I've always defined immersion in a game as the point where you forget that you're playing. When you're actually afraid of death in-game instead of going back to your last quicksave, when you make decisions based on what you or your character would really do instead of what benefits you most at the time, when you're excited by your new find or you really want to defeat the villain or really care about the person you're saving. Realism is easy and can be fun; Mount and Blade is the best melee combat simulator I've found and one of my favorite "toys" but I can't get immersed in the flat world and nonexistant story, and there are hundreds of shooters that have beautiful graphics, perfectly bullet paths, and realistic damage effects, but I've never enjoyed playing one.
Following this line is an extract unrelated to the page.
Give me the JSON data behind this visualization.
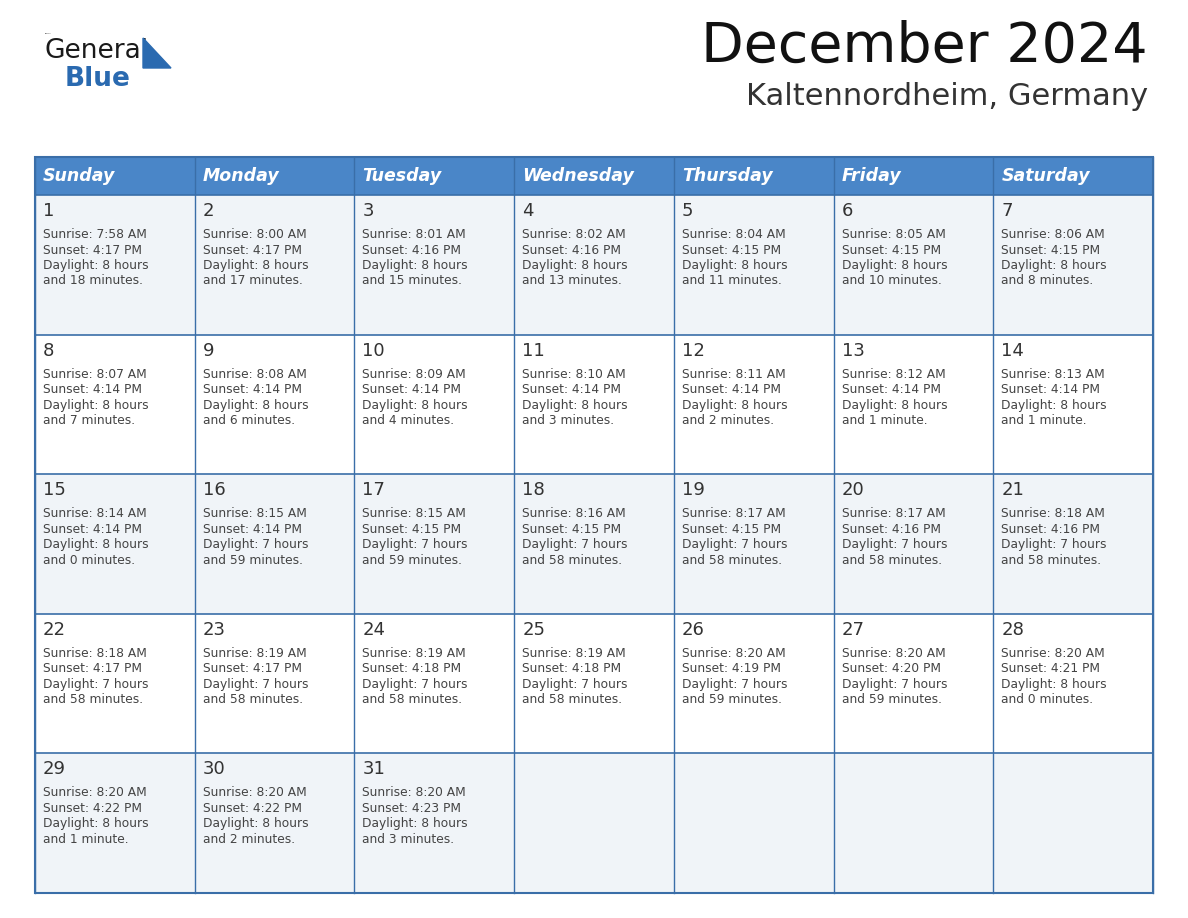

My top pick for immersion (disclaimer: I have not played Skyrim yet in order to not drop out of university) would probably be Morrowind. I might be influenced a bit by nostalgia here (I spent hundreds of hours in that game as a kid, when I had free time), and I'll be the first to admit that the graphics are crap, the AIs are idiotic, and it's glitchy as hell, but I've never forgotten myself in a game quite as well. The excitement of exploration... the quick and deadly combat... the massive variety of quests and people... the infinite possibilities for your hero that force you to play again and again... the sheer openness of the world...
I was very disappointed by Oblivion in comparison. Sure it was prettier, and smoother, and the combat and control systems were vastly improved, but it lost everything that made the previous game great. There was no point to exploration. Where Morrowind allowed anyone to die, no matter what that did to their precious plot, Oblivion arbitrarily marked half the characters as immortal until they'd served their purpose to some side story that doesn't matter to you. Invisible walls abounded and transportation spells (levitation, mark and recall) were removed to prevent the player from leaving the rails, and replaced with a fast travel system that kills any sense of scope, isolation, etc. Instead of hundreds of quests such that even I haven't found them all in my extensive travels, there were few enough that you could finish them in an afternoon or two. Instead of a complex world filled with competition, politics, and outright war between factions, forcing you to choose between your possible loyalties, you could literally make the same character into the head of every organization in Cyrodil without anyone questioning it. Instead of starting you off as a normal person, barely stronger than a mudcrab, and gradually building up to demigodhood and deicide, you're put up against daedra right from the start and win effortlessly. Overall it just felt so small, and I was always acting for the best game result because I couldn't get past the breaks in immersion.
Enough off-topic ranting. Especially since Oblivion was honestly a good game and decently immersive, just a huge dropoff from its predecessor. Other games that did the immersion well, in my opinion, include the original two Fallout games, New Vegas, Mass Effect (the first more than the second, but both were good), and The Witcher.
Vampire the Masquerade: Bloodlines came close, but spent too much time on the rails for me. Though I suppose it makes sense to be railroaded if you're a young vampire being forced along by the domination of your elders...
One that did surprisingly well was Half Life 2; I never had my own choices to make, but the atmosphere of it was such that I lost track in spite of myself and when I hit Ravenholm my first time I was paranoid enough to waste all my ammo making sure corpses would stay down, and while frantically bashing zombies with my crowbar (I was absolutely rubbish with the gravity gun) I discovered that I was actually laughing maniacally and shaking a little IRL.